'Democracy won', says Lula two years after Brasilia riots

The 79-year-old made his first notable appearance since undergoing emergency head surgery last month, donning a fedora for the ceremony held on the anniversary of the mob attack by backers of right-wing former president Jair Bolsonaro.

“If these works of art are back here, restored with care by men and women who dedicated more than 1,760 hours of their lives to them, it is because democracy won. Otherwise, they would be destroyed forever,” said Lula.

“Today is the day to say loud and clear, we are still here,” he said, in a nod to Brazilian Oscar hopeful “I’m Still Here”, a true story about the country’s military dictatorship which on Sunday earned lead actress Fernanda Torres a Golden Globe.

“We are here to say loud and clear, dictatorship never again, democracy always,” said Lula.

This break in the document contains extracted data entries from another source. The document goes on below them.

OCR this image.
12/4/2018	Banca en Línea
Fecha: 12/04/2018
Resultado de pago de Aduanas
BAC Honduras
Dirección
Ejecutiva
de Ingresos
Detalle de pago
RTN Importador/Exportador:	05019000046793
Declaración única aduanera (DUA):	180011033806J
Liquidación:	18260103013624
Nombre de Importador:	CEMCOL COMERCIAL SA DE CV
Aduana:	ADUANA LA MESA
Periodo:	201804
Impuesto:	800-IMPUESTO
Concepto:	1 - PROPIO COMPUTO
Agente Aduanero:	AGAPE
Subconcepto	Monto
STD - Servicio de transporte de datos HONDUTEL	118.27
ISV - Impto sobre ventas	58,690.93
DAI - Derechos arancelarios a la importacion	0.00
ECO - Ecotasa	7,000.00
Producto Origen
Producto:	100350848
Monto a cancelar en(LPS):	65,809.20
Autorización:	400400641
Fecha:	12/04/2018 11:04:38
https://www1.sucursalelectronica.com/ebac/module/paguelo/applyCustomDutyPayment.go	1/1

The 2023 attack on the presidential palace, Congress and Supreme Court came a week after Lula was inaugurated, with Bolsonaro supporters calling for the military to oust him and claiming the election was stolen.

The Brasilia riots stunned the world with striking echoes of the US Capitol insurrection two years earlier by supporters of Donald Trump.

A total of 21 damaged artworks, sculptures and historical items have been restored and returned to the seats of power in Brazil. Some 50 experts were involved in their repair.

Among the most iconic items restored is the modernist painting “As Mulatas,” a three-and-a-half-meter-wide work by Emiliano Di Cavalcanti, which had been slashed with knives.